Mais peut-être, la description minutieuse de l’univers des Rapha — immortalisée par les écrits de Claude — n’est-elle qu’un leurre… Le nerf de la guerre — psychologique — ne réside-t-il pas avant tout dans une confrontation inévitable Germain/Claude ? L’adolescent capricieux se cabre, menaçant l’univers intellectuel de Gemain, soumettant maintenant ce dernier à ses caprices d’enfant gâté.
Sortant du rôle — ou plutôt du rédactionnel — qui lui était imparti , il passe peu après ses rencontres avec Esther et Jeanne du rôle d’observateur à celui de séducteur. D’une certaine façon, la pièce de Mayorga s’avère une histoire désopilante et cruelle d’arroseur arrosé, dans laquelle un jeune homme dominé sur le plan psychologique passe au statut de dominant.
Le Garçon du dernier rang est une pièce grinçante et drôle — à la construction narrative des plus originales —, pleine d’une malice qui sent le soufre.



Juan Mayorga
Juan Mayorga est né en 1965 à Madrid. Docteur en Philosophie, il est l’auteur de nombreux essais sur la politique et la mémoire dans le sillage de Walter Benjamin et sur le rapport de l'écriture dramatique à l'histoire.
Il enseigne, depuis 1998, la dramaturgie et la philosophie à l'Ecole Royale Supérieure d'Art Dramatique de Madrid.
Membre fondateur du collectif théâtral El Astillero à Madrid. A obtenu le Prix Celestina du meilleur auteur de la saison 1999/2000 ; le Prix Borne pour Lettres d'amour à Staline ; le Prix Calderón de la Barca pour Mas cenizas (Plus de cendres) en 1992 ; le Prix Enrique Llovet 2003 pour Himmelweg ; le Prix National de Théâtre en 2005 pour Hammelin ; et en 2007, le Prix national du théâtre lui est décerné par le Ministère de la culture espagnol.

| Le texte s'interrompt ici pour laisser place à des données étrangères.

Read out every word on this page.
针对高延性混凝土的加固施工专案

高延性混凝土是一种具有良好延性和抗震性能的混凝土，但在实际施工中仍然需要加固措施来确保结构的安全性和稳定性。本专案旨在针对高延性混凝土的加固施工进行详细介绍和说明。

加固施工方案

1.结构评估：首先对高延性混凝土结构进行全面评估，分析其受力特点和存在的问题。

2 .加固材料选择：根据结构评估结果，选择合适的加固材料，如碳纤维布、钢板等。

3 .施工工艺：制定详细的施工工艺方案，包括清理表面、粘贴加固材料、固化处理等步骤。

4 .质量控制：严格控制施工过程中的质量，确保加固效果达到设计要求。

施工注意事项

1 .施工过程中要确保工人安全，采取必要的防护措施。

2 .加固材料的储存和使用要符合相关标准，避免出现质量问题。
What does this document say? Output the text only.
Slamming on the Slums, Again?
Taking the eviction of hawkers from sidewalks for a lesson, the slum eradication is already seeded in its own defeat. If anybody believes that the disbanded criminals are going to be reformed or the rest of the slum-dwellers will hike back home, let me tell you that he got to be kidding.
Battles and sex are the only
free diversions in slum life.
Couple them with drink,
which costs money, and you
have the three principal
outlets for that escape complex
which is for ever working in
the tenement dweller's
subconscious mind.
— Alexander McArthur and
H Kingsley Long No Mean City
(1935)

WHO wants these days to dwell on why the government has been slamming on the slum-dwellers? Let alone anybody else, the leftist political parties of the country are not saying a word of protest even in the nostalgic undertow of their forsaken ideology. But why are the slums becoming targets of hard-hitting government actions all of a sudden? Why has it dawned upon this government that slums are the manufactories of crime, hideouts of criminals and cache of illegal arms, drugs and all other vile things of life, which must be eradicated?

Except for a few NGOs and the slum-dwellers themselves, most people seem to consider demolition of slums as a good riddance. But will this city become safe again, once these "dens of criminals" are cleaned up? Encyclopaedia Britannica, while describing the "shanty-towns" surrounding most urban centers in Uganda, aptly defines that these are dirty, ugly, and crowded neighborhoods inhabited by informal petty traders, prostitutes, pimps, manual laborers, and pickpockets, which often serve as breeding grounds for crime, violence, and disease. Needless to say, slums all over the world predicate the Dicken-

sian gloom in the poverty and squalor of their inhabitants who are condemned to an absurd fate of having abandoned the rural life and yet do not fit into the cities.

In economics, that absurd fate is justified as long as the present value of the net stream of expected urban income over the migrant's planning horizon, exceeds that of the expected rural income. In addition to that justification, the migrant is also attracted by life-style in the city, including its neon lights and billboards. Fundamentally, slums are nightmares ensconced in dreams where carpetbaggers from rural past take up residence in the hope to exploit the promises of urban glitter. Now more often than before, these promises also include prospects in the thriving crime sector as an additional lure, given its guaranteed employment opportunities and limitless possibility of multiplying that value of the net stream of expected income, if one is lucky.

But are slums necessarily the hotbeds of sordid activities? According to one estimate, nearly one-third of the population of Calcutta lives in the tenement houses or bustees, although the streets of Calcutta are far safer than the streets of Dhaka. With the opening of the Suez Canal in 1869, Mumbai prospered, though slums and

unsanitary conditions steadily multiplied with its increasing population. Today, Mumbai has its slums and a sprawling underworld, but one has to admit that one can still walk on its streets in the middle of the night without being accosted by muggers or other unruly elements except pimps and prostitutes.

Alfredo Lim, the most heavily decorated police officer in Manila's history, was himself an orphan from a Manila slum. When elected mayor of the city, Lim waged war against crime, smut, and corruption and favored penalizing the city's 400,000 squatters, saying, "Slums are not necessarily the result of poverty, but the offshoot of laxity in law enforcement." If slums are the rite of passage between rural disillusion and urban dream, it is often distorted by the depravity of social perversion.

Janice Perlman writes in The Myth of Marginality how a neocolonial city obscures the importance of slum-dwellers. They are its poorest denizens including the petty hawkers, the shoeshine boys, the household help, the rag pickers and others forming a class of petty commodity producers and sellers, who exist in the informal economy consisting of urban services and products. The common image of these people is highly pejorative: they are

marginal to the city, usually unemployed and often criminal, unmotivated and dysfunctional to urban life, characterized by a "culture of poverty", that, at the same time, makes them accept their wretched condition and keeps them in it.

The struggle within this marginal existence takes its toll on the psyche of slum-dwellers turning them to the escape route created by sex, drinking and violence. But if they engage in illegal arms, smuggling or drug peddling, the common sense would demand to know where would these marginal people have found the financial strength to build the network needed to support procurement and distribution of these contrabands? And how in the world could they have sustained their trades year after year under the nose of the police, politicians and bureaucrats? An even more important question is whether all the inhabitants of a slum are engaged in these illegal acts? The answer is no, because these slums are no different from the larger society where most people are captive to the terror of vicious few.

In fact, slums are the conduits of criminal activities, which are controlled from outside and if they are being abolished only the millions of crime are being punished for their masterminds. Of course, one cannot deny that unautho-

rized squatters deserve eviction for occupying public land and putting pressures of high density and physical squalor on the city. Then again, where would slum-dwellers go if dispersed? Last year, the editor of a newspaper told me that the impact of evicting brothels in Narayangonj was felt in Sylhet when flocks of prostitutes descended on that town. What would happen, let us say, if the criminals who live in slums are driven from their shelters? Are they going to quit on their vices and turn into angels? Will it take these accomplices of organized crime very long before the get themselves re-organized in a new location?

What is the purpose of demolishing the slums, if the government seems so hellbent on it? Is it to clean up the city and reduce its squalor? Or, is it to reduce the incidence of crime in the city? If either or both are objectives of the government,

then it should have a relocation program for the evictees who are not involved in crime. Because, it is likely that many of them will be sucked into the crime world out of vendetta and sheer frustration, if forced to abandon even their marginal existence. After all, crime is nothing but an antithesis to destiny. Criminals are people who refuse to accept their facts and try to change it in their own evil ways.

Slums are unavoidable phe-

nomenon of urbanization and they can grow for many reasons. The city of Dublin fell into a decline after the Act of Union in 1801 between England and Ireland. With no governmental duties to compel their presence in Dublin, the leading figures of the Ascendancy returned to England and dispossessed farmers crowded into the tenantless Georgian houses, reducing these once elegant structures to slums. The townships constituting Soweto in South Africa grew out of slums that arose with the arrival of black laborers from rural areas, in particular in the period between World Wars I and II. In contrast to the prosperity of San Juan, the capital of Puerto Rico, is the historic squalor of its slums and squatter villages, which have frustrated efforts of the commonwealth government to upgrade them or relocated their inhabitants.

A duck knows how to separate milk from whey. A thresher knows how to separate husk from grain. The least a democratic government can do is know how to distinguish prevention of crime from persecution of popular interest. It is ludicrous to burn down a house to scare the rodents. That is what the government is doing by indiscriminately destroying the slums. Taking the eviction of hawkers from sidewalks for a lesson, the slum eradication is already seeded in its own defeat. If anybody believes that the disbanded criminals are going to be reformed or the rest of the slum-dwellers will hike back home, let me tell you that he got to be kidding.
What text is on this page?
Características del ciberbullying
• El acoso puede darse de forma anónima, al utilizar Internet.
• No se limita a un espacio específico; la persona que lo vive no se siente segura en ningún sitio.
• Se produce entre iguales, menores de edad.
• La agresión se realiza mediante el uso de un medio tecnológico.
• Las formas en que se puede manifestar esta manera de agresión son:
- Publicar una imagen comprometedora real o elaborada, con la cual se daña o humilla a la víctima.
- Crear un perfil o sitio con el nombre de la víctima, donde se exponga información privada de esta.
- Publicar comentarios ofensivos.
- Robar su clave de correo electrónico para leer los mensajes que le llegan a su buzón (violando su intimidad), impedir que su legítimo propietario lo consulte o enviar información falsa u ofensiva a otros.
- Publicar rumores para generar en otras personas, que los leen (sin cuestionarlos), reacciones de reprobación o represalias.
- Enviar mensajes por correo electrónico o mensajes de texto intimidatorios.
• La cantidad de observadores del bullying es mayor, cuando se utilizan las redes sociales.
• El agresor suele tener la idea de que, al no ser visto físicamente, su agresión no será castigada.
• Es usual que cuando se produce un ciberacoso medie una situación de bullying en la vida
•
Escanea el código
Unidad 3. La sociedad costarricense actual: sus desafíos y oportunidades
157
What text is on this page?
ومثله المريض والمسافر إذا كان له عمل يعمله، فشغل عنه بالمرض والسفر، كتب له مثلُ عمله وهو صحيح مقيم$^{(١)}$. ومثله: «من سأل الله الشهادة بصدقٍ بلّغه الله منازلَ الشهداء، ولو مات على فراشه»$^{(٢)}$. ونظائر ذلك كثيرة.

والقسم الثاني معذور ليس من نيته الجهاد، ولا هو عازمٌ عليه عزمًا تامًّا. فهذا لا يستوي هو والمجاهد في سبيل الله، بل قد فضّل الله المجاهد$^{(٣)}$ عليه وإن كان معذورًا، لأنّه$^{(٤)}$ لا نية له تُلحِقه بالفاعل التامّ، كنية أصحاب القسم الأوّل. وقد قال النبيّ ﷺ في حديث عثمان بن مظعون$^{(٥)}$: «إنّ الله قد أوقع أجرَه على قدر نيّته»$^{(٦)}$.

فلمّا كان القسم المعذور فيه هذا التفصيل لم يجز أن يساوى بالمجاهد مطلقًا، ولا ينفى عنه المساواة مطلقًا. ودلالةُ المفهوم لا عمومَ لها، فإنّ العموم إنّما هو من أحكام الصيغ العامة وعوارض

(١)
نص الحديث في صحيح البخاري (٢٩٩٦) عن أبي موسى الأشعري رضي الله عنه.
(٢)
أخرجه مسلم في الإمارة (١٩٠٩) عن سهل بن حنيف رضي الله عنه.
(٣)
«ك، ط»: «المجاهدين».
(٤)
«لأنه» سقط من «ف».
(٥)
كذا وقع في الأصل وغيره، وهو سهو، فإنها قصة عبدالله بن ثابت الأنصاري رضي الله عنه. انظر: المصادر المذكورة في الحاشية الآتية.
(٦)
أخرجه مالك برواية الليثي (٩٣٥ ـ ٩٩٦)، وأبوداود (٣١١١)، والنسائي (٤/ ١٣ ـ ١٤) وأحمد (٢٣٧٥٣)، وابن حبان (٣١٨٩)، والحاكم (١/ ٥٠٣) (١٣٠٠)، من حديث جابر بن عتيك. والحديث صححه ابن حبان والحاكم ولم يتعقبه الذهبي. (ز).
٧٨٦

Il a aussi été distingué pour son adaptation de Un ennemi du peuple de Ibsen et pour sa pièce El chico de la última fila (Le Garçon du dernier rang). En 2008, son adaptation du Roi Lear se joue à Madrid, au Théâtre María Guerrero - centre dramatique national, La Tortuga de Darwin(La Tortue de Darwin) est créée au théâtre La Abadía et et sa dernière pièce, La Paz perpetua, (La Paix éternelle) au Théâtre María Guerrero, Centre dramatique national. Yves Lebeau a traduit Himmelweg (Chemin du ciel) - mise en scène J. Lavelli, Paris 2007 ; Hammelin, Les Insomniaques et Copito de nieve - mise en scène Christian Fregnet en 2007. Ces pièces sont publiées aux éditions les Solitaires Intempestifs où paraîtra, début 2009, Le Garçon du dernier rang, dans la traduction de Jorge Lavelli et Dominique Poulange.